Hello,
I've just noticed that the file /etc/ha.d/resource.d/drbddisk, which belongs to package drbd-8.0.6-1.el5.centos, is missing from one of my test machines:
# rpm --verify drbd S.5....T c /etc/drbd.conf missing /etc/ha.d/resource.d/drbddisk
I'm looking at this as an opporunity to learn something about RPM which bugged me for a while - in Debian, aptitude and apt-get provide options to re-install existing package without removing it.
If I understand this correctly, then "rpm -i --force drbd-8.0.6-1.el5.centos.rpm" would re-install the package. Is this correct?

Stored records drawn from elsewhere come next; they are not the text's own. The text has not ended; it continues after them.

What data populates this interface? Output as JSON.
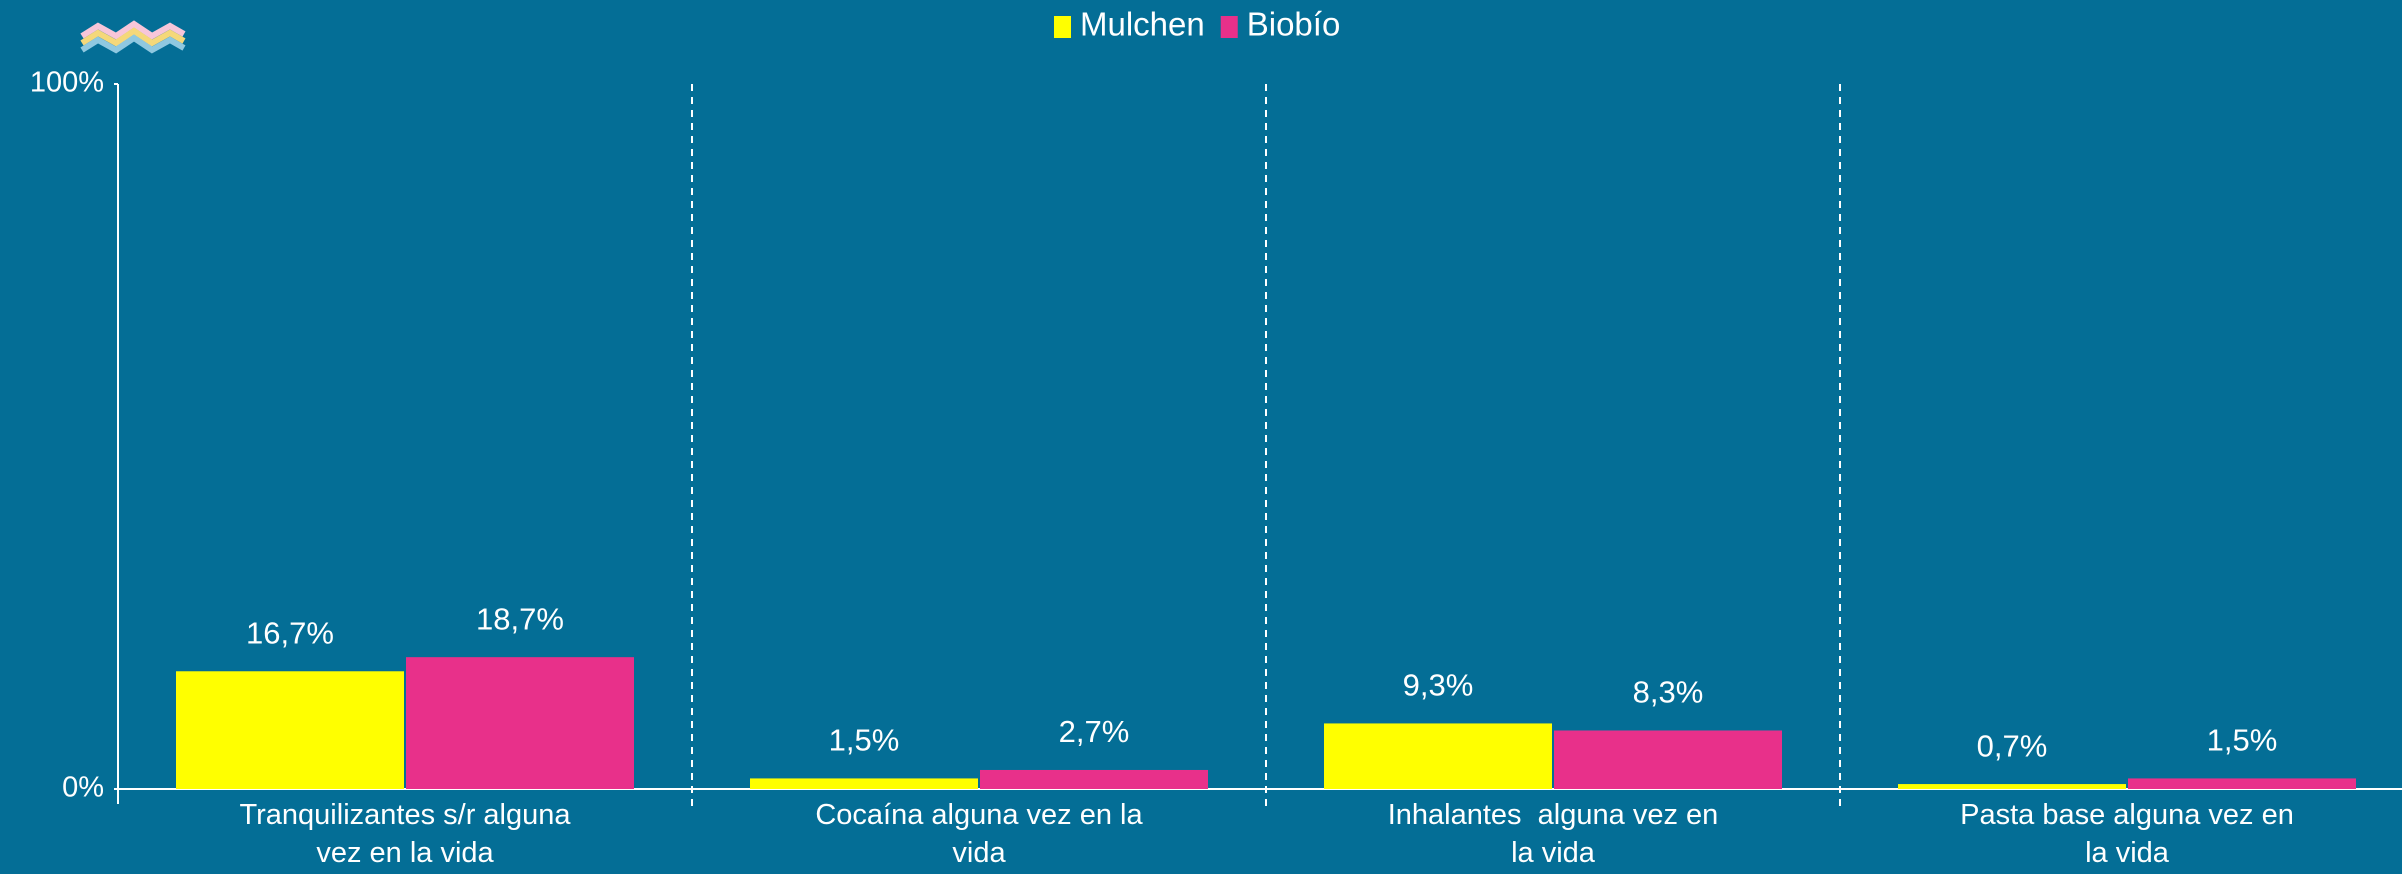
{
  "chart_data": {
    "type": "bar",
    "categories": [
      "Tranquilizantes s/r alguna vez en la vida",
      "Cocaína alguna vez en la vida",
      "Inhalantes  alguna vez en la vida",
      "Pasta base alguna vez en la vida"
    ],
    "series": [
      {
        "name": "Mulchen",
        "color": "#ffff00",
        "values": [
          16.7,
          1.5,
          9.3,
          0.7
        ],
        "value_labels": [
          "16,7%",
          "1,5%",
          "9,3%",
          "0,7%"
        ]
      },
      {
        "name": "Biobío",
        "color": "#e8308a",
        "values": [
          18.7,
          2.7,
          8.3,
          1.5
        ],
        "value_labels": [
          "18,7%",
          "2,7%",
          "8,3%",
          "1,5%"
        ]
      }
    ],
    "ylim": [
      0,
      100
    ],
    "yticks": [
      {
        "value": 0,
        "label": "0%"
      },
      {
        "value": 100,
        "label": "100%"
      }
    ],
    "legend": "top"
  }
}
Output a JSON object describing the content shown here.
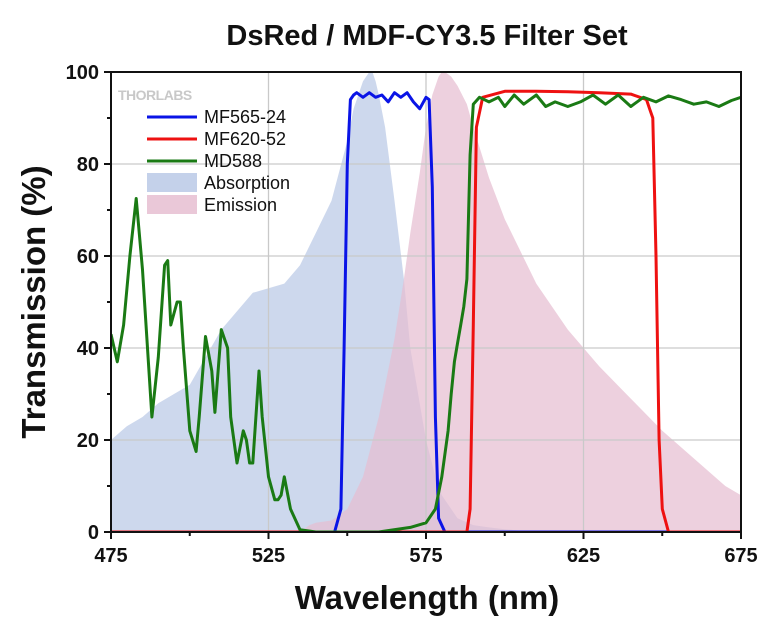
{
  "chart_data": {
    "type": "line",
    "title": "DsRed / MDF-CY3.5 Filter Set",
    "xlabel": "Wavelength (nm)",
    "ylabel": "Transmission (%)",
    "xlim": [
      475,
      675
    ],
    "ylim": [
      0,
      100
    ],
    "x_ticks": [
      475,
      525,
      575,
      625,
      675
    ],
    "y_ticks": [
      0,
      20,
      40,
      60,
      80,
      100
    ],
    "grid": true,
    "legend_placement": "upper-left",
    "watermark": "THORLABS",
    "series": [
      {
        "name": "MF565-24",
        "kind": "line",
        "color": "#0a14e6",
        "x": [
          475,
          546,
          548,
          549,
          550,
          551,
          552,
          553,
          555,
          557,
          559,
          561,
          563,
          565,
          567,
          569,
          571,
          573,
          575,
          576,
          577,
          578,
          579,
          581,
          675
        ],
        "y": [
          0,
          0,
          5,
          40,
          80,
          94,
          95,
          95.5,
          94.5,
          95.5,
          94.5,
          95,
          93.5,
          95.5,
          94.5,
          95.5,
          93.5,
          92,
          94.5,
          94,
          75,
          25,
          3,
          0,
          0
        ]
      },
      {
        "name": "MF620-52",
        "kind": "line",
        "color": "#ee1111",
        "x": [
          475,
          588,
          589,
          590,
          591,
          593,
          600,
          610,
          620,
          630,
          640,
          645,
          646,
          647,
          648,
          649,
          650,
          652,
          675
        ],
        "y": [
          0,
          0,
          5,
          45,
          88,
          94.5,
          95.8,
          95.8,
          95.7,
          95.5,
          95.2,
          94,
          92,
          90,
          60,
          20,
          5,
          0,
          0
        ]
      },
      {
        "name": "MD588",
        "kind": "line",
        "color": "#1a7a14",
        "x": [
          475,
          477,
          479,
          481,
          483,
          485,
          488,
          490,
          492,
          493,
          494,
          496,
          497,
          498,
          500,
          502,
          503,
          505,
          507,
          508,
          510,
          512,
          513,
          515,
          517,
          518,
          519,
          520,
          522,
          523,
          525,
          527,
          528,
          529,
          530,
          532,
          535,
          540,
          560,
          570,
          575,
          578,
          580,
          582,
          583,
          584,
          585,
          586,
          587,
          588,
          589,
          590,
          592,
          595,
          598,
          600,
          603,
          606,
          610,
          613,
          616,
          620,
          624,
          628,
          632,
          636,
          640,
          644,
          648,
          652,
          656,
          660,
          664,
          668,
          672,
          675
        ],
        "y": [
          43,
          37,
          45,
          60,
          72.5,
          57,
          25,
          38,
          58,
          59,
          45,
          50,
          50,
          40,
          22,
          17.5,
          25,
          42.5,
          35,
          26,
          44,
          40,
          25,
          15,
          22,
          20,
          15,
          15,
          35,
          25,
          12,
          7,
          7,
          8,
          12,
          5,
          0.5,
          0,
          0,
          1,
          2,
          5,
          12,
          22,
          30,
          37,
          41,
          45,
          49,
          55,
          82,
          93,
          94.5,
          93.5,
          94.5,
          92.5,
          95,
          93,
          95,
          92.5,
          93.5,
          92.5,
          93.5,
          95,
          93,
          95,
          92.5,
          94.5,
          93.5,
          94.8,
          94,
          93,
          93.5,
          92.5,
          93.8,
          94.5
        ]
      },
      {
        "name": "Absorption",
        "kind": "area",
        "color": "#bac9e6",
        "x": [
          475,
          480,
          485,
          490,
          495,
          500,
          505,
          510,
          515,
          520,
          525,
          530,
          535,
          540,
          545,
          550,
          552,
          555,
          557,
          558,
          559,
          560,
          562,
          565,
          568,
          570,
          573,
          575,
          578,
          580,
          585,
          590,
          595,
          600,
          605,
          610,
          620
        ],
        "y": [
          20,
          23,
          25,
          28,
          30,
          32,
          38,
          44,
          48,
          52,
          53,
          54,
          58,
          65,
          72,
          85,
          92,
          98,
          100,
          100,
          98,
          95,
          88,
          72,
          55,
          40,
          28,
          20,
          12,
          8,
          3,
          1.5,
          1,
          0.6,
          0.3,
          0.1,
          0
        ]
      },
      {
        "name": "Emission",
        "kind": "area",
        "color": "#e6bed1",
        "x": [
          535,
          538,
          540,
          545,
          550,
          555,
          560,
          565,
          568,
          570,
          573,
          575,
          577,
          579,
          580,
          581,
          582,
          583,
          585,
          588,
          590,
          595,
          600,
          610,
          620,
          630,
          640,
          650,
          660,
          670,
          675
        ],
        "y": [
          0,
          1.5,
          2,
          2.5,
          5,
          12,
          25,
          42,
          55,
          65,
          78,
          88,
          95,
          99,
          100,
          100,
          99.5,
          99,
          97,
          93,
          88,
          77,
          68,
          54,
          44,
          36,
          29,
          22,
          16,
          10,
          8
        ]
      }
    ]
  }
}
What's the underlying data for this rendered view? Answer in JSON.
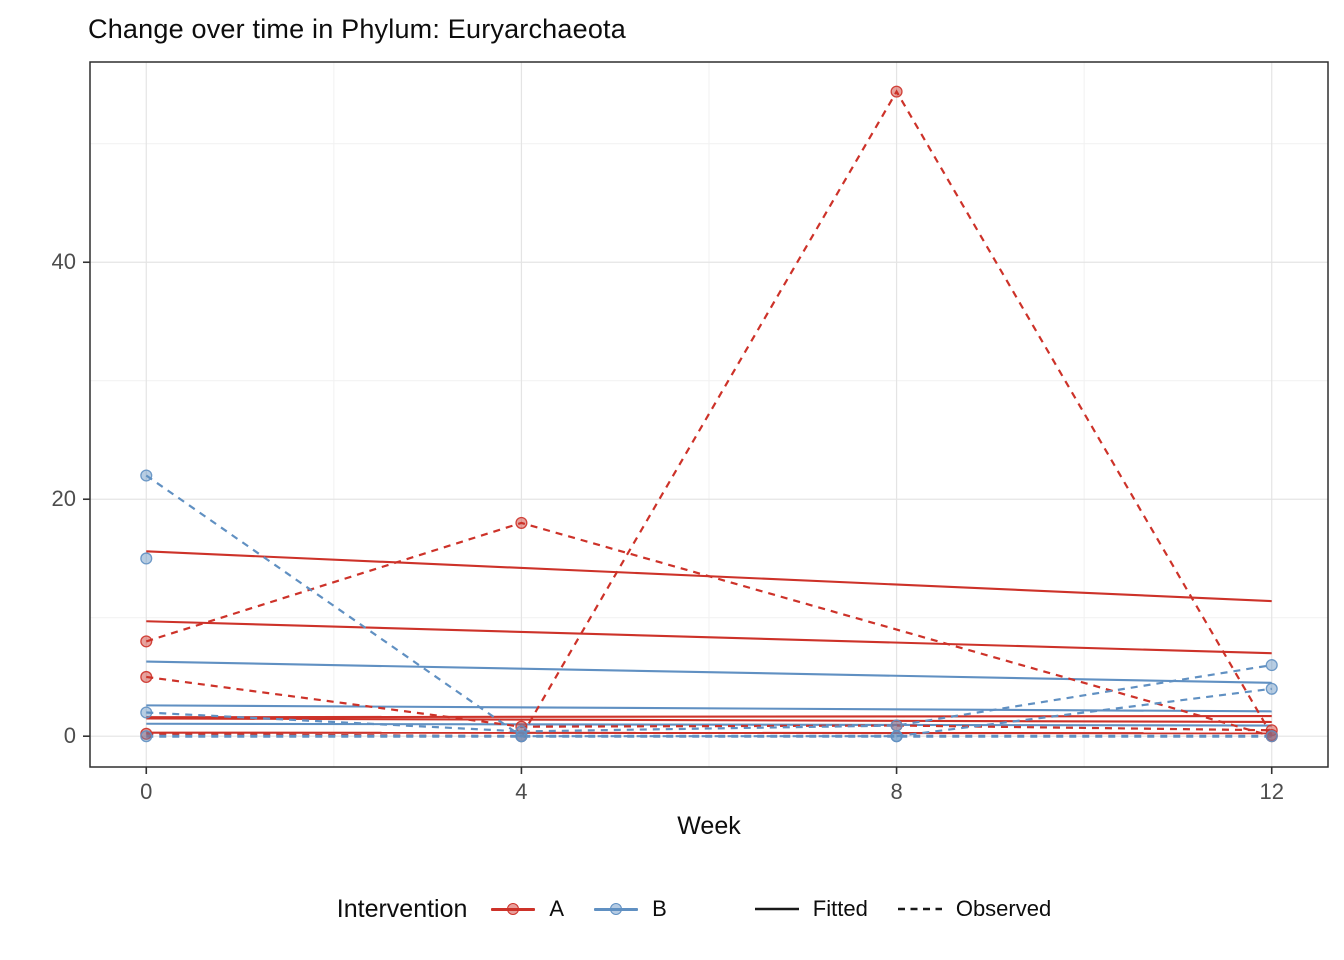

The rpm solution would require me to find and manually download the rpm file. Is there a way to do this through yum?
Thanks,
--Amos
Amos Shapira wrote:
Hello,
I've just noticed that the file /etc/ha.d/resource.d/drbddisk, which belongs to package drbd-8.0.6-1.el5.centos, is missing from one of my test machines:
# rpm --verify drbd S.5....T c /etc/drbd.conf missing /etc/ha.d/resource.d/drbddisk
I'm looking at this as an opporunity to learn something about RPM which bugged me for a while - in Debian, aptitude and apt-get provide options to re-install existing package without removing it.
If I understand this correctly, then "rpm -i --force drbd-8.0.6-1.el5.centos.rpm" would re-install the package. Is this correct?
The rpm solution would require me to find and manually download the rpm file. Is there a way to do this through yum?
you can always "yum install synaptic" and do your stuff with synaptic/apt (it's in rpmforge) that's the only thing I ever use yum for ;-)
On Fri, 2007-12-07 at 11:54 +1100, Amos Shapira wrote:
I'm looking at this as an opporunity to learn something about RPM which bugged me for a while - in Debian, aptitude and apt-get provide options to re-install existing package without removing it.
If I understand this correctly, then "rpm -i --force drbd-8.0.6-1.el5.centos.rpm" would re-install the package. Is this correct?
The rpm solution would require me to find and manually download the rpm file. Is there a way to do this through yum?
Not as described, although you can use yumdownloader in yum-utils to pull down the package, and a plugin can be written for yum that allows this.